With the increasing demand for electric/hybrid vehicles, smart electronic devices, and rapid technological advancements, the need for batteries with improved properties to state-of-the-art Li-ion batteries has hastily grown over the last decade. In the screening of new technologies, Lithium-Sulfur (Li–S) batteries are one of the most promising candidates among rechargeable battery systems due to its reduced cost, low toxicity, and high theoretical specific energy and specific capacity. However, there are still several limitations that need to be overcome before Li-S batteries are feasible for commercialization. One of the main drawbacks of this technology is the “shuttle” effect – migration of soluble polysulfide species (PS) from the cathode to the anode, where are reduced to Li2S2 and Li2S, resulting in the formation of an SEI layer that can passivate the lithium anode.
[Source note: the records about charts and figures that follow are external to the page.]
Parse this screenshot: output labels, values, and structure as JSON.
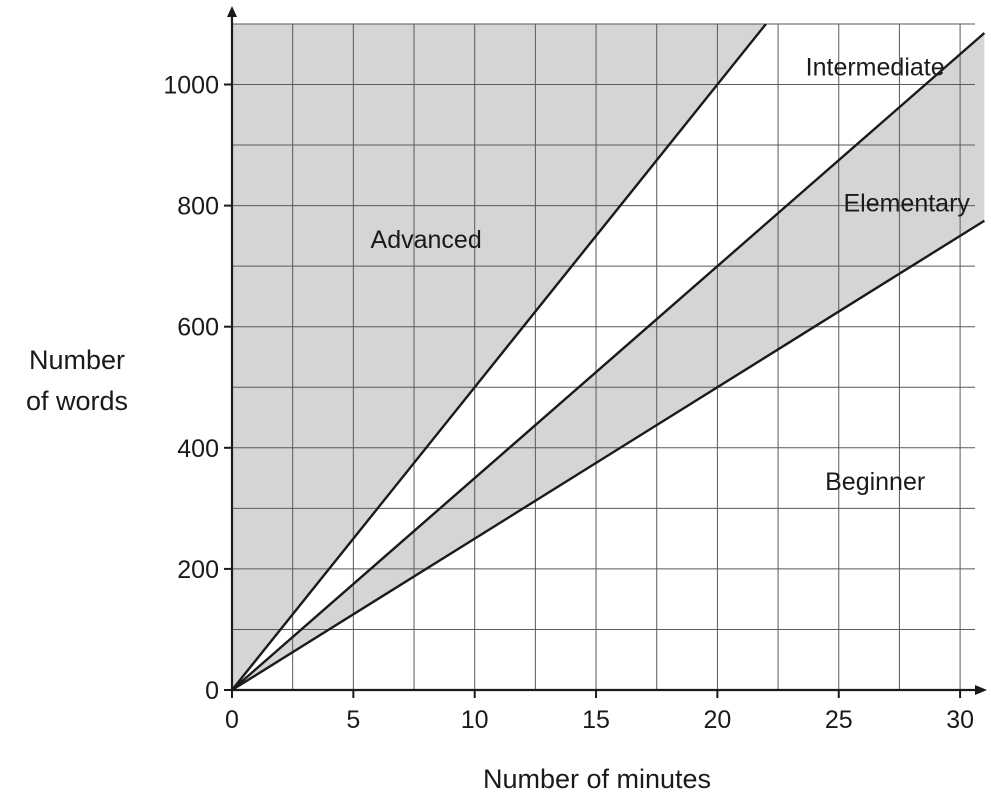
{
  "chart_data": {
    "type": "line",
    "title": "",
    "xlabel": "Number of minutes",
    "ylabel_lines": [
      "Number",
      "of words"
    ],
    "xlim": [
      0,
      31
    ],
    "ylim": [
      0,
      1100
    ],
    "x_ticks": [
      0,
      5,
      10,
      15,
      20,
      25,
      30
    ],
    "y_ticks": [
      0,
      200,
      400,
      600,
      800,
      1000
    ],
    "x_minor_step": 2.5,
    "y_minor_step": 100,
    "grid": true,
    "series": [
      {
        "x": [
          0,
          22
        ],
        "y": [
          0,
          1100
        ]
      },
      {
        "x": [
          0,
          31
        ],
        "y": [
          0,
          1085
        ]
      },
      {
        "x": [
          0,
          31
        ],
        "y": [
          0,
          775
        ]
      }
    ],
    "regions": [
      {
        "label": "Advanced",
        "shaded": true,
        "label_at": [
          8,
          745
        ]
      },
      {
        "label": "Intermediate",
        "shaded": false,
        "label_at": [
          26.5,
          1030
        ]
      },
      {
        "label": "Elementary",
        "shaded": true,
        "label_at": [
          27.8,
          805
        ]
      },
      {
        "label": "Beginner",
        "shaded": false,
        "label_at": [
          26.5,
          345
        ]
      }
    ],
    "colors": {
      "shade": "#d4d5d7",
      "line": "#1a1a1a",
      "grid": "#5a5a5a"
    }
  }
}
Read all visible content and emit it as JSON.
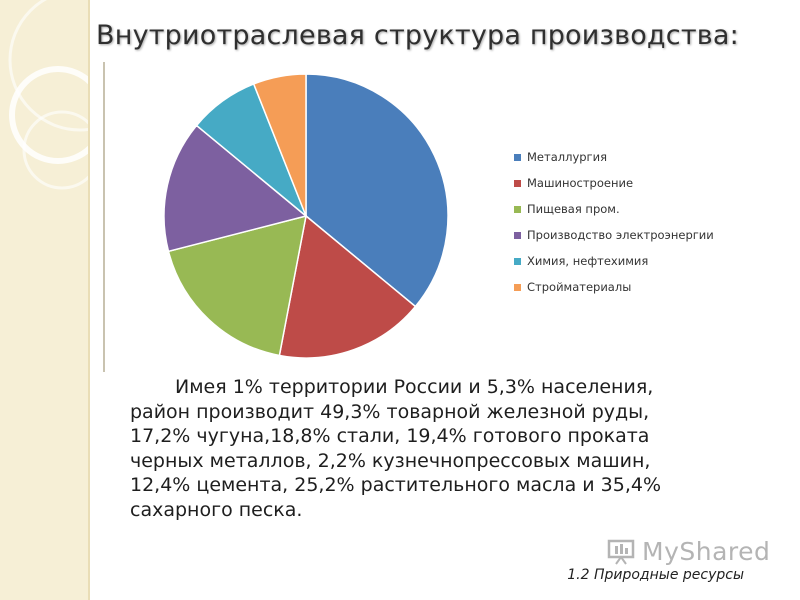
{
  "slide": {
    "title": "Внутриотраслевая структура производства:",
    "body_lines": [
      "Имея 1% территории России и 5,3% населения,",
      "район производит 49,3% товарной железной руды,",
      "17,2% чугуна,18,8% стали, 19,4% готового проката",
      "черных металлов, 2,2% кузнечнопрессовых машин,",
      "12,4% цемента, 25,2% растительного масла и 35,4%",
      "сахарного песка."
    ],
    "footer": "1.2 Природные ресурсы",
    "watermark": "MyShared"
  },
  "chart_data": {
    "type": "pie",
    "title": "",
    "legend_position": "right",
    "slices": [
      {
        "label": "Металлургия",
        "value": 36,
        "color": "#4a7ebb"
      },
      {
        "label": "Машиностроение",
        "value": 17,
        "color": "#be4b48"
      },
      {
        "label": "Пищевая пром.",
        "value": 18,
        "color": "#98b954"
      },
      {
        "label": "Производство электроэнергии",
        "value": 15,
        "color": "#7d60a0"
      },
      {
        "label": "Химия, нефтехимия",
        "value": 8,
        "color": "#46aac5"
      },
      {
        "label": "Стройматериалы",
        "value": 6,
        "color": "#f59d56"
      }
    ]
  }
}
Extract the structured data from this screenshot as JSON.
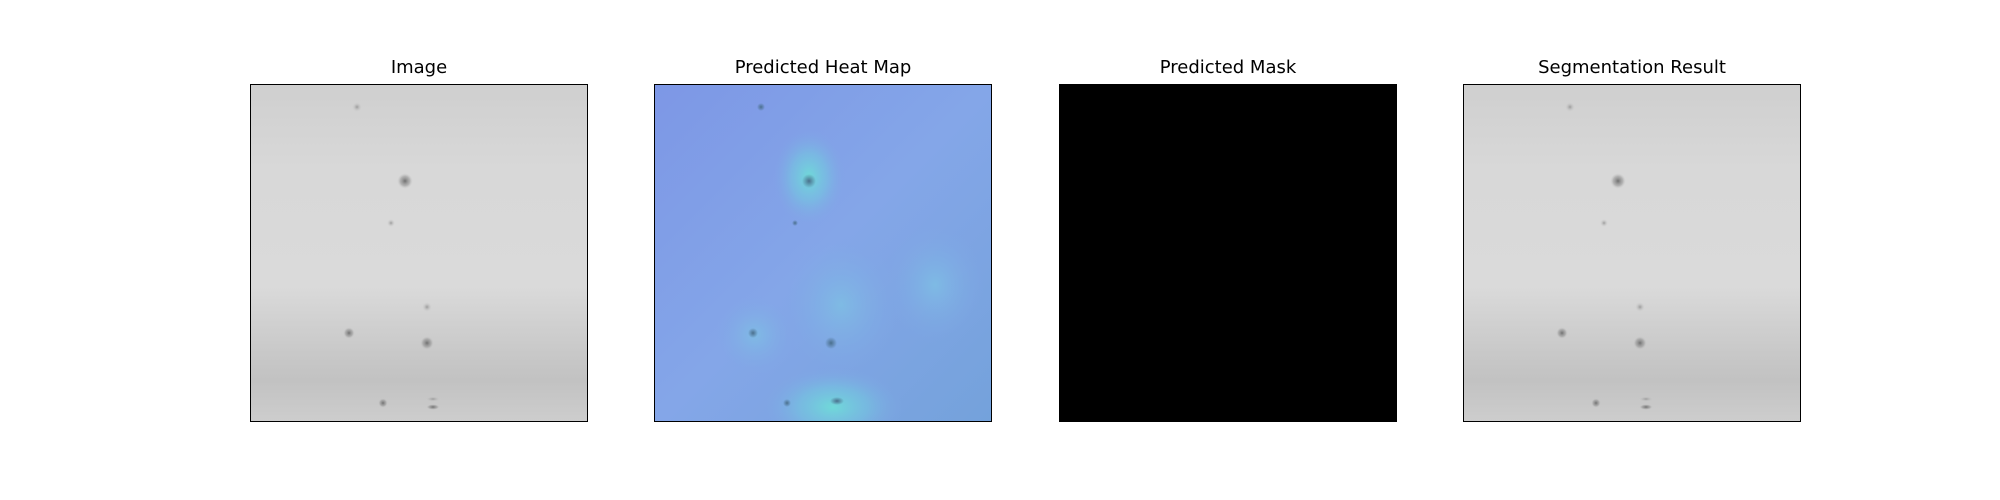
{
  "figure": {
    "panels": [
      {
        "title": "Image"
      },
      {
        "title": "Predicted Heat Map"
      },
      {
        "title": "Predicted Mask"
      },
      {
        "title": "Segmentation Result"
      }
    ]
  },
  "colors": {
    "background": "#ffffff",
    "frame": "#000000",
    "grayscale_surface": "#d6d6d6",
    "heatmap_cold": "#7f9be8",
    "heatmap_warm": "#6ed8d8",
    "mask_fill": "#000000"
  }
}
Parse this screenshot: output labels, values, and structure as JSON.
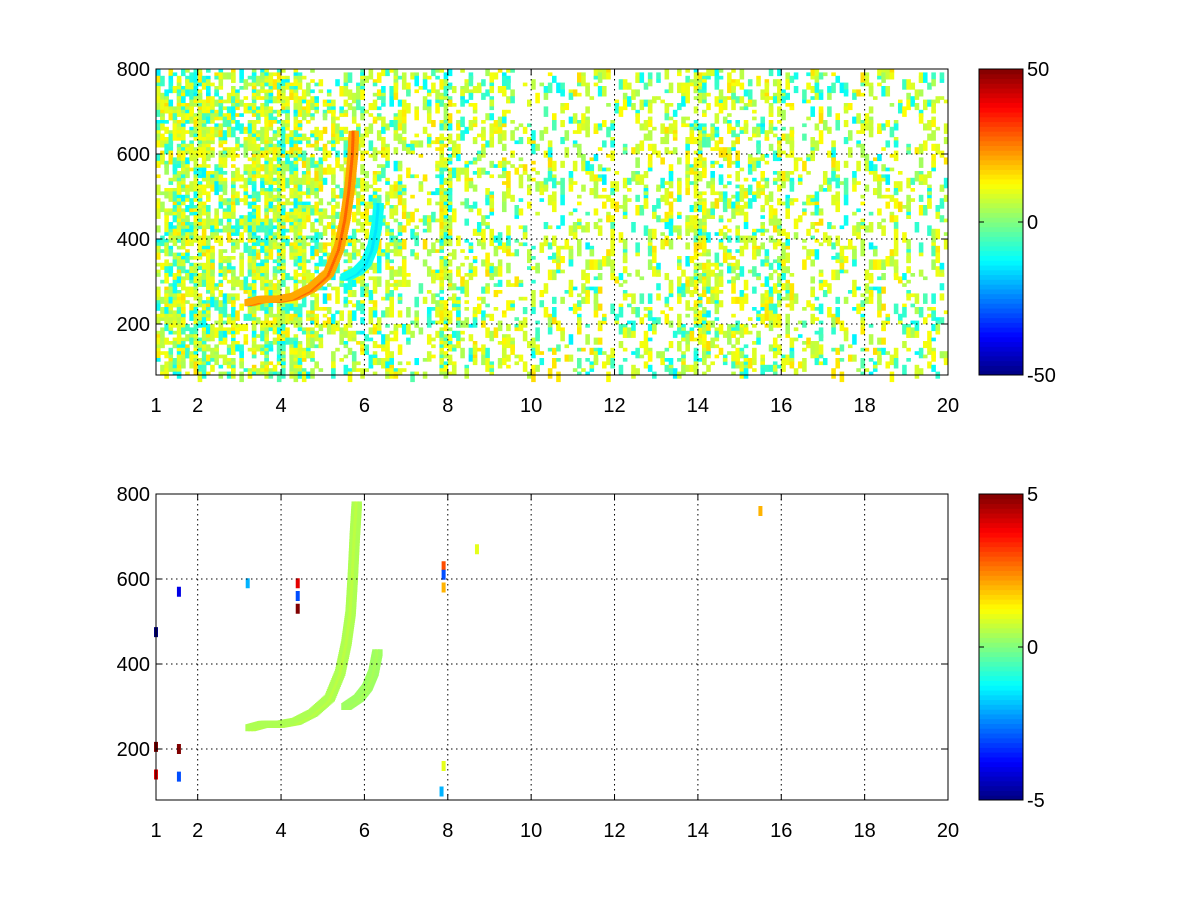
{
  "colormap": "jet",
  "chart_data": [
    {
      "type": "heatmap",
      "title": "",
      "xlabel": "",
      "ylabel": "",
      "xlim": [
        1,
        20
      ],
      "ylim": [
        80,
        800
      ],
      "xticks": [
        1,
        2,
        4,
        6,
        8,
        10,
        12,
        14,
        16,
        18,
        20
      ],
      "yticks": [
        200,
        400,
        600,
        800
      ],
      "x_tick_labels": [
        "1",
        "2",
        "4",
        "6",
        "8",
        "10",
        "12",
        "14",
        "16",
        "18",
        "20"
      ],
      "y_tick_labels": [
        "200",
        "400",
        "600",
        "800"
      ],
      "grid": true,
      "colorbar": {
        "min": -50,
        "max": 50,
        "ticks": [
          50,
          0,
          -50
        ],
        "labels": [
          "50",
          "0",
          "-50"
        ]
      },
      "features": [
        {
          "kind": "curve",
          "value": 28,
          "points": [
            [
              3.3,
              250
            ],
            [
              3.6,
              258
            ],
            [
              4.0,
              258
            ],
            [
              4.4,
              265
            ],
            [
              4.8,
              285
            ],
            [
              5.2,
              320
            ],
            [
              5.45,
              380
            ],
            [
              5.6,
              450
            ],
            [
              5.7,
              520
            ],
            [
              5.78,
              600
            ],
            [
              5.8,
              650
            ]
          ]
        },
        {
          "kind": "curve",
          "value": -15,
          "points": [
            [
              5.6,
              310
            ],
            [
              5.9,
              325
            ],
            [
              6.1,
              345
            ],
            [
              6.25,
              380
            ],
            [
              6.35,
              430
            ],
            [
              6.4,
              480
            ]
          ]
        }
      ],
      "dense_columns": [
        1.5,
        1.6,
        2.0,
        3.3,
        3.6,
        4.0,
        4.4,
        7.9,
        8.0,
        14.0,
        14.1
      ]
    },
    {
      "type": "heatmap",
      "title": "",
      "xlabel": "",
      "ylabel": "",
      "xlim": [
        1,
        20
      ],
      "ylim": [
        80,
        800
      ],
      "xticks": [
        1,
        2,
        4,
        6,
        8,
        10,
        12,
        14,
        16,
        18,
        20
      ],
      "yticks": [
        200,
        400,
        600,
        800
      ],
      "x_tick_labels": [
        "1",
        "2",
        "4",
        "6",
        "8",
        "10",
        "12",
        "14",
        "16",
        "18",
        "20"
      ],
      "y_tick_labels": [
        "200",
        "400",
        "600",
        "800"
      ],
      "grid": true,
      "colorbar": {
        "min": -5,
        "max": 5,
        "ticks": [
          5,
          0,
          -5
        ],
        "labels": [
          "5",
          "0",
          "-5"
        ]
      },
      "features": [
        {
          "kind": "curve",
          "value": 0.6,
          "points": [
            [
              3.3,
              250
            ],
            [
              3.6,
              258
            ],
            [
              4.0,
              258
            ],
            [
              4.4,
              265
            ],
            [
              4.8,
              285
            ],
            [
              5.2,
              320
            ],
            [
              5.45,
              380
            ],
            [
              5.6,
              450
            ],
            [
              5.7,
              520
            ],
            [
              5.75,
              600
            ],
            [
              5.8,
              700
            ],
            [
              5.85,
              780
            ]
          ]
        },
        {
          "kind": "curve",
          "value": 0.4,
          "points": [
            [
              5.6,
              300
            ],
            [
              5.9,
              320
            ],
            [
              6.1,
              345
            ],
            [
              6.25,
              380
            ],
            [
              6.35,
              430
            ]
          ]
        }
      ],
      "points": [
        {
          "x": 1.55,
          "y": 570,
          "value": -4
        },
        {
          "x": 1.55,
          "y": 200,
          "value": 5
        },
        {
          "x": 1.55,
          "y": 135,
          "value": -3
        },
        {
          "x": 1.0,
          "y": 475,
          "value": -5
        },
        {
          "x": 1.0,
          "y": 205,
          "value": 5
        },
        {
          "x": 1.0,
          "y": 140,
          "value": 4
        },
        {
          "x": 3.2,
          "y": 590,
          "value": -2
        },
        {
          "x": 4.4,
          "y": 590,
          "value": 4
        },
        {
          "x": 4.4,
          "y": 560,
          "value": -3
        },
        {
          "x": 4.4,
          "y": 530,
          "value": 5
        },
        {
          "x": 7.9,
          "y": 630,
          "value": 3
        },
        {
          "x": 7.9,
          "y": 610,
          "value": -3
        },
        {
          "x": 7.9,
          "y": 580,
          "value": 2
        },
        {
          "x": 7.9,
          "y": 160,
          "value": 1
        },
        {
          "x": 7.85,
          "y": 100,
          "value": -2
        },
        {
          "x": 8.7,
          "y": 670,
          "value": 1
        },
        {
          "x": 15.5,
          "y": 760,
          "value": 2
        }
      ]
    }
  ]
}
In addition, the use of liquid organic electrolytes rises safety concerns due to their flammability. For this reason, inorganic solid-state electrolytes (SSEs) are being explored as an alternative because unlike liquid organic-based electrolytes, SSEs are usually non-flammable and have the potential to suppress PS shuttle and Li dendrites. However, when working with SSEs, the compatibility between the electrodes and the SSEs is critical. Such compatibility is determined by the properties of the electrode/electrolyte interface. A good interface between an SSE and electrode requires fast ion transport, maximum contact area, and chemical stability during cycling. Therefore, it is imperative to gain insights regarding the SSE/Sulfur-cathode interface. In this work, we use density functional theory (DFT) and ab initio molecular dynamics (AIMD) simulations in order to study the SSE/S-cathode interface. Li3PS4, Li7P2S8I, and Li6PS5Cl were selected as representative materials of the sulfide-type family of SSEs, which has proven to exhibit high ionic conductivity and good mechanical properties. Here, two states of charge of the cathode (non- and fully-lithiated) in contact with the SSEs models are studied. Reaction mechanisms, the structure of the interface, and charge transfer evolution are carefully examined and characterized in detail. Finally, interfacial and surface energies are provided as descriptors of stability and compatibility of the electrode/cathode interfaces.